How to Approach Apparent Contradictions in the Gospels: Response


Michael Licona and Craig Blomberg

Article ID:



Mar 8, 2023


Dec 6, 2018


This response first appeared in the Christian Research Journal, volume 40, number 04 (2017). The full text of this article in PDF format can be obtained by clicking here. For further information or to subscribe to the Christian Research Journal go to:

I would like to thank Professor Craig Blomberg for interacting with my most recent book Why Are There Differences in the Gospels? What We Can Learn from Ancient Biography (vol. 40, no. 2). In this book, I propose that compositional devices (i.e., literary devices commonly used in historical literature written during the Greco-Roman era) are responsible for many of the differences in the gospels. Blomberg’s article is a slightly edited version of the paper he delivered at the 2016 Annual Meeting of the Evangelical Theological Society. Mark Strauss and Darrel Bock also delivered papers related to my book. And the three papers were followed by a panel discussion in which I was included.

Blomberg’s reservations with my book may be boiled down to two. (1) He thinks I regard compositional devices as the solution to all gospel differences, and (2) he expresses disagreement with a few of my solutions, asserting that an appeal to compositional devices in those instances is unnecessary. (I would like to note that Strauss and Bock did not share Blomberg’s concerns.)

Regarding the first reservation, he writes,

It is understandable that [Licona] would want Plutarch to be the key to solving all the Gospel problems. But historians must be eclectics. There are all kinds of reasons for the differences among the canonical texts, and we dare not default to any single approach as our solution for all of them.

Blomberg’s comment is unfortunate, because I’m quite clear in the book that there are many reasons for the presence of differences. On page 2, I list ten to which may be added the compositional devices discussed in the book. On page 3, I write, “This book is not a Rosetta Stone for understanding all of the differences in the gospels.” On page 119, I write,

My proposed solutions are tentative. Others have offered different solutions. Some New Testament scholars may prefer to view some of the differences as resulting from an evangelist redacting the tradition in order to make a theological point rather than seeing the use of a compositional device. Such an approach may sometimes be preferable. In these pericopes, I am primarily attempting to view the differences in light of compositional devices to see if a greater understanding of what lays behind the differences may be obtained in some instances.

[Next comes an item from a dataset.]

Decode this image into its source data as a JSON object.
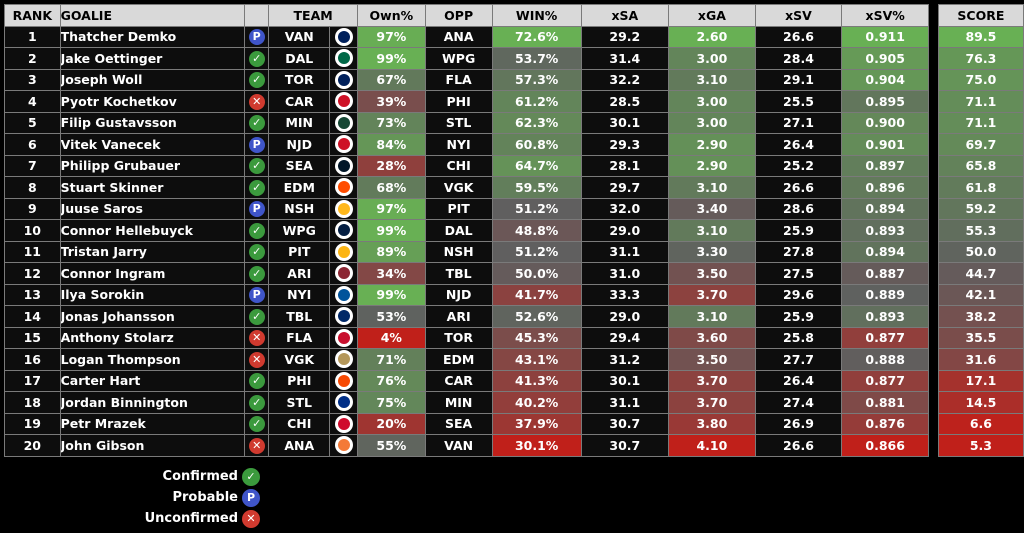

In my chapter summary on page 182, I write, “I have limited myself to those pericopes I regard as having the best chance of containing differences resulting from the same type of compositional devices.” Naturally, these “best chance” examples will suggest the use of compositional devices. Ironically, Blomberg himself wrote in his review, “[Licona] often acknowledges multiple options for explaining certain differences.” This is a far cry from his contention that I am seeing compositional devices as “the key to solving all the Gospel problems.” That said, I think compositional devices very often illuminate what is behind gospel differences and do so in a manner superior to some of the solutions Blomberg proposes. But I’ll leave it to the reader to decide.

Blomberg’s second reservation with my book involves solutions I proposed for three gospel differences and for which he prefers other solutions: the location to which Jesus commanded His disciples to go after feeding the 5,000, the healing of blind Bartimaeus, and the day and time of Jesus’ crucifixion. Space limitations prevent me here from addressing the weaknesses in Blomberg’s alternative proposals. However, those interested may listen to the panel discussion where he and I discuss them: (begin at 10:25–45:00).

Michael R. Licona


Craig L. Blomberg replies: Mike Licona is a good friend. He has already taken too much flak just for asking about the literary genre of Matthew 27:52b–53, and his views have been repeatedly misrepresented by his harshest critics. I do not want to replicate that process on the issue of gospel parallels. I knew that Mike acknowledged other options as possible besides those he chose. But as his reply acknowledges, he chose only passages where he believed Plutarch’s compositional devices solved the problems best. So there is no tension between my noting that he allowed for other solutions while nevertheless taking a uniform approach to all the passages that he treated.

My biggest concern is not clearly reflected in either of the two points Mike makes to summarize my reservations. That concern is that I do not believe the gospel writers ever just invented unhistorical material to flesh out their accounts of Jesus’ words and works. Plutarch does do this at times, and this is where I believe the value of appealing to Plutarch breaks down. Neither Darrell Bock nor Mark Strauss has ever suggested that option; their remit at ETS was to deal with other issues.